How do these quotes coincide with reality?

Samsung has all of the following security measures active on their flagship smartphones (at least those running Android 7 at the time of this writing).

  1. Bootloader lock out of the box
  2. Android Verified Boot
  3. Extended Factory Reset Protection making it impossible to load the phone with a third-party boot image
  4. Full Disk Encryption out of the box
  5. “Samsung KNOX providing enterprise-ready devices with built in defense grade security, right out of the box”, whatever that’d be

In real life, Samsung happens to write software aimed precisely at bypassing all imaginable security measures on its Galaxy S7 smartphones. What’s worse, the company let the software leak into the wild, giving a perfect tool for messing with Samsung devices to the hands of… everyone. If you missed this one, check it out: Physical Imaging of a Samsung Galaxy S7 Smartphone Running Android 7.0.

So what exactly is this all about? Without going too technical, there is this engineering boot image (G891A_7.0_ENG_ROOT.tar) developed and signed by Samsung itself that allows full, unrestricted access to device storage.

What’s much, much worse is the fact that, being signed by Samsung, this boot image is trusted by device TEE, and convinces the TEE to decrypt the encrypted data partition with or WITHOUT the passcode! In fact, the instructions in the guide mentioned above list steps to bypass and remove secure lock screen (PIN, password or pattern), which would be pre-requisite to enabling USB debugging and rooting the phone to prepare it for physical imaging.

Yes, just like that: REMOVE the passcode and DECRYPT the data, all in a few clicks. Using purposely-made Samsung code. Leaked from a Samsung factory. There we go with “defense grade security, right out of the box” for a “solution […] secured at the core”.

What could be worse than that? Letting the thing leak for everybody use.

To recoup, all of the following security measures are bypassed, all in one go:

  1. Locked bootloader: bypassed, because the device boots into a genuine image signed by Samsung itself
  2. Verified Boot: bypassed, see above; then disabled completely during the rooting process
  3. Factory Reset Protection: does not ring the alarm
  4. Full Disk Encryption: bypassed because boot image is signed by Samsung, trusted by TEE
  5. KNOX: not tripped

Conclusion

We had a look at how different manufacturers handle security issues related to the mobile devices they manufacture.

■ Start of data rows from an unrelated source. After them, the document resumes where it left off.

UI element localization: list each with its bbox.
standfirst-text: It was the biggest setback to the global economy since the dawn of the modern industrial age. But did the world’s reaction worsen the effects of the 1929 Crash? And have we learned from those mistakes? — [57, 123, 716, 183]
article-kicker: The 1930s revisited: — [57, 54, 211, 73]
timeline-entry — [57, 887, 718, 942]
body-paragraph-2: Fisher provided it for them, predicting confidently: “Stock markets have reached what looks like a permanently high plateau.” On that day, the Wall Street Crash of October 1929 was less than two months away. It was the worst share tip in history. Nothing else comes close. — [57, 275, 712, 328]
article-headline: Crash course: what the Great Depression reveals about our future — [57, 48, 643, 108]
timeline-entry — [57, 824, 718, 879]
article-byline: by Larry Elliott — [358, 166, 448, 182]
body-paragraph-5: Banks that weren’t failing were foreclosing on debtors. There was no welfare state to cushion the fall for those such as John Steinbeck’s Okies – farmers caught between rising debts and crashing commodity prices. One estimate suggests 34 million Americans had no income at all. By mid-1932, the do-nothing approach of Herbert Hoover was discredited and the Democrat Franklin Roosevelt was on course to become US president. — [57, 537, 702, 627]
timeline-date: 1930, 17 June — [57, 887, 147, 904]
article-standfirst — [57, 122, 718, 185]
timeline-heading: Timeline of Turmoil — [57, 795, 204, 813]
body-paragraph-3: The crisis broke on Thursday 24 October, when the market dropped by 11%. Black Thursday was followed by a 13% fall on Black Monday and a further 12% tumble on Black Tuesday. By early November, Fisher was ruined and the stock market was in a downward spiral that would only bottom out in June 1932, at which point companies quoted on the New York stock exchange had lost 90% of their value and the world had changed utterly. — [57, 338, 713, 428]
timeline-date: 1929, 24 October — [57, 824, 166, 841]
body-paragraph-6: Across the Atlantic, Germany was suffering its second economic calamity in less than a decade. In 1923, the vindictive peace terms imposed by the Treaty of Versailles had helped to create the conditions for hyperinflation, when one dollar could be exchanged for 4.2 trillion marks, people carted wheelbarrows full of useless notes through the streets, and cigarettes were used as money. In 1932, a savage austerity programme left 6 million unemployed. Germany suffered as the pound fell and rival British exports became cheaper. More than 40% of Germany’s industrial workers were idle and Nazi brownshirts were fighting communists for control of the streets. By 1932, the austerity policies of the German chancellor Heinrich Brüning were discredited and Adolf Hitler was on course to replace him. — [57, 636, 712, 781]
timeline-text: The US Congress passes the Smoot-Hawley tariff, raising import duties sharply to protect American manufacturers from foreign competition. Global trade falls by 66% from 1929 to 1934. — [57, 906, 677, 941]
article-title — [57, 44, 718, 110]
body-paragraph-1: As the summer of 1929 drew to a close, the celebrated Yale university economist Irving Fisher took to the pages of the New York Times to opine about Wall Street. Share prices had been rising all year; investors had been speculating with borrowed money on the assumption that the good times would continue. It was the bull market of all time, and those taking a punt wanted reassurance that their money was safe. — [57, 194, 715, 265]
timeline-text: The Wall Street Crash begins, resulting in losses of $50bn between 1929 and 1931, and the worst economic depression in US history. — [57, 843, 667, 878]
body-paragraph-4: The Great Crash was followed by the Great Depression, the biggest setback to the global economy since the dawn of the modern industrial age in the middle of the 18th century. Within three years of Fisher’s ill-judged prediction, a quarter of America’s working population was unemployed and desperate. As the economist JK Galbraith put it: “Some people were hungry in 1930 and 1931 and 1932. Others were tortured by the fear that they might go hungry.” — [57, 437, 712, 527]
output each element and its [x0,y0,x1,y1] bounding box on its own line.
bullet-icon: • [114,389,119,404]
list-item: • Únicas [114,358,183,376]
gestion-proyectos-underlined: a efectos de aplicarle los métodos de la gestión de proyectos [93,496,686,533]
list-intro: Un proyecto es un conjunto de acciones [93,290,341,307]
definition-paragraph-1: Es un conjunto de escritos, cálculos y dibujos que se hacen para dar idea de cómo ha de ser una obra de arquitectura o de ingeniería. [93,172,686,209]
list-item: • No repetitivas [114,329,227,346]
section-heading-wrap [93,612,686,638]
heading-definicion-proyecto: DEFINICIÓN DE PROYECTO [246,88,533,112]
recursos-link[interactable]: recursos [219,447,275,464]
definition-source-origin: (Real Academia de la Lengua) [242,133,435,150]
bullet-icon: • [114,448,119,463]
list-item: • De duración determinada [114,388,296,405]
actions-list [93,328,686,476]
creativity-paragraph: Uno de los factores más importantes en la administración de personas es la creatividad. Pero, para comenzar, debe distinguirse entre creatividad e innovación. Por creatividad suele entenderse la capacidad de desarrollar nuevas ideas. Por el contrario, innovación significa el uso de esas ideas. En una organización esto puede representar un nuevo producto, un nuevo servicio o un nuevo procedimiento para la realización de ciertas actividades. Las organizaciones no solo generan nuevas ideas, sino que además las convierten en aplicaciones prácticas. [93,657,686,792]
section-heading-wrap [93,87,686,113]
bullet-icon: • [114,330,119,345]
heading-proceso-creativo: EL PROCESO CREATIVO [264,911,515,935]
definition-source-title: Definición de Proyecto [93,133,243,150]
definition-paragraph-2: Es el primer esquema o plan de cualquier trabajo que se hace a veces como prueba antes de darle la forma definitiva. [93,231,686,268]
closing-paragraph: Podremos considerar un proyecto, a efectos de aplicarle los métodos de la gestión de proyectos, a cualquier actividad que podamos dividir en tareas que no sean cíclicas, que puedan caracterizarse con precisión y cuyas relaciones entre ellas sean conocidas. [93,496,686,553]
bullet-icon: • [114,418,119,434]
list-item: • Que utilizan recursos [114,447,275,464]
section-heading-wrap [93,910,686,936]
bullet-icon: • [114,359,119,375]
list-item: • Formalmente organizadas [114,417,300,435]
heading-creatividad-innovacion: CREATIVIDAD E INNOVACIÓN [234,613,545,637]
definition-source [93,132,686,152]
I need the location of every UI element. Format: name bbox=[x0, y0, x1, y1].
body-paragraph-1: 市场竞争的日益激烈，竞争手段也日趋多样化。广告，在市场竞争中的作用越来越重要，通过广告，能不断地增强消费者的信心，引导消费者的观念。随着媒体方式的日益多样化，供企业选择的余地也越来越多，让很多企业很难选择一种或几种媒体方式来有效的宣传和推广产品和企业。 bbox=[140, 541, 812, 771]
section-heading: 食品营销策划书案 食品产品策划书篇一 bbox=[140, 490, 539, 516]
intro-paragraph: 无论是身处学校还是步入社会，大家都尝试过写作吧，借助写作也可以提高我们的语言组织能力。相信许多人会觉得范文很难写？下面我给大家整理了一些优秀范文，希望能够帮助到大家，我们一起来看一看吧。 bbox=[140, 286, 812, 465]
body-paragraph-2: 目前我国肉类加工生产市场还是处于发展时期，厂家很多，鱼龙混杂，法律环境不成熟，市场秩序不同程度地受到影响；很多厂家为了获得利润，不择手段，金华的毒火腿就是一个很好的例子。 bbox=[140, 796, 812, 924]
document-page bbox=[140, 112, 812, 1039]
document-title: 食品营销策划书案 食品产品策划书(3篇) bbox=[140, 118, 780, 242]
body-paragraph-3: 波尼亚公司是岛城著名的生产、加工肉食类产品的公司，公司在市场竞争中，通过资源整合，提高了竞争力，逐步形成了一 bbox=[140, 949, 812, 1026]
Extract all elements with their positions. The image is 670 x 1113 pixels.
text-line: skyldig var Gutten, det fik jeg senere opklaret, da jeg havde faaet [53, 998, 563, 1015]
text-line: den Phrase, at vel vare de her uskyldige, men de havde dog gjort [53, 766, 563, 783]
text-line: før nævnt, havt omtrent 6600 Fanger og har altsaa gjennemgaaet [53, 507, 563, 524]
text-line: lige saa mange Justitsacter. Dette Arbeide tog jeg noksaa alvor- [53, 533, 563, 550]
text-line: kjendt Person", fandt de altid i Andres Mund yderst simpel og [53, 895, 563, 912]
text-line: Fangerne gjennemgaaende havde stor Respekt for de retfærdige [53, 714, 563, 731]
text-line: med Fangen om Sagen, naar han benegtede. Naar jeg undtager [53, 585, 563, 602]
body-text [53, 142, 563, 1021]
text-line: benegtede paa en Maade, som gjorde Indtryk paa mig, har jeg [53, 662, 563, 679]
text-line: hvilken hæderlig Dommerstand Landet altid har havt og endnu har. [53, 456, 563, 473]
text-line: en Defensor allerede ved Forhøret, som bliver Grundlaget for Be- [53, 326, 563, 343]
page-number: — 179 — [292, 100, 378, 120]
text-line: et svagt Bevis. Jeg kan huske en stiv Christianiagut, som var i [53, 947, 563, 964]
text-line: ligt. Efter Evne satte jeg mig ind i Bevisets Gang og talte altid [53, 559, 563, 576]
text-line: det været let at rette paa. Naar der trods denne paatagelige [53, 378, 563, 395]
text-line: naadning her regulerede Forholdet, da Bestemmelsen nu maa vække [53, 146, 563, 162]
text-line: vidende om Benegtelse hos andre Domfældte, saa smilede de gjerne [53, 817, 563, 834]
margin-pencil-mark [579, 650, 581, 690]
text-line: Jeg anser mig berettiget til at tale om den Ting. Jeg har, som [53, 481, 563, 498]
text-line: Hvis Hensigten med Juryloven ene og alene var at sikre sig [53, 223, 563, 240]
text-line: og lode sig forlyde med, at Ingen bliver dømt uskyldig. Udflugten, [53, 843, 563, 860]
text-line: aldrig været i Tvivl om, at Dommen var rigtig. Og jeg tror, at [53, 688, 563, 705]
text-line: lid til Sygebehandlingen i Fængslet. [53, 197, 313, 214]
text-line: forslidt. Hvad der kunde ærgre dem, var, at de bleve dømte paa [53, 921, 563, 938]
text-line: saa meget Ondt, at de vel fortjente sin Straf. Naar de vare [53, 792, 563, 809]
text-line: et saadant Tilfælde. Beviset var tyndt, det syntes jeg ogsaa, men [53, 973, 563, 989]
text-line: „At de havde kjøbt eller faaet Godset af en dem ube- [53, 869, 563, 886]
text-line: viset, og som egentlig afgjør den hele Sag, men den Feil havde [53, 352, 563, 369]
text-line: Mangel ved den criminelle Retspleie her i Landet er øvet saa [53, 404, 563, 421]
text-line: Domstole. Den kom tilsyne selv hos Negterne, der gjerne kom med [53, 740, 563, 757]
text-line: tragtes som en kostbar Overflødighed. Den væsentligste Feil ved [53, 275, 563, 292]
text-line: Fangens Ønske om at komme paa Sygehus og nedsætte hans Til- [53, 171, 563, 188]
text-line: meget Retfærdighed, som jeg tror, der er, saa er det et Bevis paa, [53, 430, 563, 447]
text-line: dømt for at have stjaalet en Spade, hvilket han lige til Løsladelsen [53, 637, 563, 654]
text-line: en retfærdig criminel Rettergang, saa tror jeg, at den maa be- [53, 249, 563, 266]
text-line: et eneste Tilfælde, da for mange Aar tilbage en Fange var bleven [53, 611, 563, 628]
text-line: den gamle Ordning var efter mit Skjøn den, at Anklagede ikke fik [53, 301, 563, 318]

These days, pretty much everybody is shouting “security”. Watch what they do, not what they say.

If you ask us, we’d love to have an Apple-signed engineering bootloader. With Apple private keys, we could develop a tool to extract pretty much everything from the device, no jailbreak required. However, even with Apple private keys, we’d be still facing the passcode, and we’d still have to break it somehow – probably facing the same kind of delays as the iPhone 7 box does.